Thankfully, Air are finally back to their mesmerising best. Their latest album, Talkie Walkie, is their own OK Computer, in that it’s filled with trademark Air sounds whilst acting as a simultaneous reinvention. The chilled ambiance is still intact, and yet there’s a more sinister edge to the proceedings. Moon Safari spawned so many imitations that it was probably hard for both the band and the industry to stay focused on what made it such a compelling album in the first place. Now, it seems, Air have finally realised.
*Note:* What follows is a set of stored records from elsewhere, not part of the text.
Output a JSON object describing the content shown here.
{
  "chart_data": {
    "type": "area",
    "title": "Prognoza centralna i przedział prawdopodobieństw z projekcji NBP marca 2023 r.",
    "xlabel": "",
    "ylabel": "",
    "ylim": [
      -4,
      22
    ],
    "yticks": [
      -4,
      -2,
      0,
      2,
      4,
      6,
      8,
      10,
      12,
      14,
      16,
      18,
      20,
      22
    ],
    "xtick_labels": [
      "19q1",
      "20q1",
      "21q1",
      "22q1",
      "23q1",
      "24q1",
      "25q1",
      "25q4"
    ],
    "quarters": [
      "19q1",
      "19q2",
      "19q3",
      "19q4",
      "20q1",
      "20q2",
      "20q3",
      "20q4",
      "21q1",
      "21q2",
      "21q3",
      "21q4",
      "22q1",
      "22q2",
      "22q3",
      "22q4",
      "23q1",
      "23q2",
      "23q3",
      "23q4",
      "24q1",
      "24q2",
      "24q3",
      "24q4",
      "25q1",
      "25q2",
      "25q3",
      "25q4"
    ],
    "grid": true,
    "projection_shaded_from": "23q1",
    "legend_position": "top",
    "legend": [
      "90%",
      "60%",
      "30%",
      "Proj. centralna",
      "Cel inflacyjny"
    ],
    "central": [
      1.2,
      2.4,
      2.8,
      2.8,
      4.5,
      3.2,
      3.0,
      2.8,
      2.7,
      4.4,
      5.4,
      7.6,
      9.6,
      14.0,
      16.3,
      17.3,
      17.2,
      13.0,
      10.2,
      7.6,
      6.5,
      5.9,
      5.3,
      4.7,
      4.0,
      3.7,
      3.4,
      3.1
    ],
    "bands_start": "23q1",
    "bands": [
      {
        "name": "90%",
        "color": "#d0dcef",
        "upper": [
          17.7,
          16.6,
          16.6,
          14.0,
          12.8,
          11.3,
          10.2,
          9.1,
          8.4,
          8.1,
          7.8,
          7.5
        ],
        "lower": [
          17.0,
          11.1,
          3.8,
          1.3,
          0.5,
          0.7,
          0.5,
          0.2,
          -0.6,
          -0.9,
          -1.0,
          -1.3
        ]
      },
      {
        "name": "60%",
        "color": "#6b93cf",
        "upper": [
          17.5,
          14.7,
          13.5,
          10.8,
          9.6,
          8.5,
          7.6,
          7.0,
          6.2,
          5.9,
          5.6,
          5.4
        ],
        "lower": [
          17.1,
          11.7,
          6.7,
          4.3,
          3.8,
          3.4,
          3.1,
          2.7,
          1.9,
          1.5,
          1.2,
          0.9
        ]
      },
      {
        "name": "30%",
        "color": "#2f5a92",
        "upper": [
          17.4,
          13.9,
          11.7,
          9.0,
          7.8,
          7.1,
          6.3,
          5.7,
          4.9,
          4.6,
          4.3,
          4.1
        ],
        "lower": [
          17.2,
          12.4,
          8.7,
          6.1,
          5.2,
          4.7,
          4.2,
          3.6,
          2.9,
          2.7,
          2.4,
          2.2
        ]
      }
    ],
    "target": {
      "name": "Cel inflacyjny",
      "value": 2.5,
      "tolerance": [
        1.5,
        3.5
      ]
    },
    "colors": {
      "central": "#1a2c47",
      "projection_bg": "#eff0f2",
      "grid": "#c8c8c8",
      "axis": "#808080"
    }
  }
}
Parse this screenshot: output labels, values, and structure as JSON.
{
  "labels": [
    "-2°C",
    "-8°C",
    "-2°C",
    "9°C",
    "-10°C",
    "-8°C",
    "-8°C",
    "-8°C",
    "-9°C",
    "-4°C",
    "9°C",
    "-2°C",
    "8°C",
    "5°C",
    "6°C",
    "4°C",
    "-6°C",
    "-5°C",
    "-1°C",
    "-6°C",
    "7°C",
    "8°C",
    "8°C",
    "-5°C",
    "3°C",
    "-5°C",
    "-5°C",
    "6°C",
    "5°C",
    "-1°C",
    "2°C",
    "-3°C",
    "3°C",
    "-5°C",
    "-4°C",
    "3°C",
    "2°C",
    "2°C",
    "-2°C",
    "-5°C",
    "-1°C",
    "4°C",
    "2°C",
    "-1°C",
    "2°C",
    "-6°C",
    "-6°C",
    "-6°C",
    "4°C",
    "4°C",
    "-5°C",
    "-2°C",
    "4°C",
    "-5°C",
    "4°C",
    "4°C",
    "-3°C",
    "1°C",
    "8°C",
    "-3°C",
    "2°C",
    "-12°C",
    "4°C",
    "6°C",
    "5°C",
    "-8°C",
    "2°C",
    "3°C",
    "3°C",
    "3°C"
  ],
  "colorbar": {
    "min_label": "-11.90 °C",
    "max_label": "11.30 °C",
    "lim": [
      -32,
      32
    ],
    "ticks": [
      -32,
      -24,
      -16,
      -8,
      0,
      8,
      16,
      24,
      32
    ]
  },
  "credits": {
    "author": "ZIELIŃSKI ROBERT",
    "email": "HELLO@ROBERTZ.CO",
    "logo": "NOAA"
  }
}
Talkie Walkie is by far Air’s most intense piece of work. There’s hardly a trace of dance-floor grooves appealing to lounge DJs (bar the lush sun-tinged Cherry Blossom Girl) and the album pays more to Kid A or parts of Boards Of Canada or Mum in places, particularly on tracks Run and Universal Traveller. The presence of Radiohead is a big factor on the album, considering Nigel Godrich has been brought in as an outside producer to brilliant effect. Ironically, whereas the duo have already tried their hands at soundtracks, there is enough strong instrumentals with an undercurrent of cinematic stylising on display in Talkie Walkie that could suit most films. The album’s final track, the brilliant Alone In Kyoto sounds like the very best eighties offering of Ryuchi Sakamoto; expect to see certain tracks crop up in movies and adverts over the next year or so.

The new year will see Air brought back in vogue as a band again, and they deserve it based on the evidence of Talkie Walkie. Whether Jean-Benoît Dunckel and Nicolas Godin can continue the strong form or dip back towards 10,000Hz Legend depths is in their hands, but for now, the overt quality has returned, and we are treated to a fine album so early on in 2004.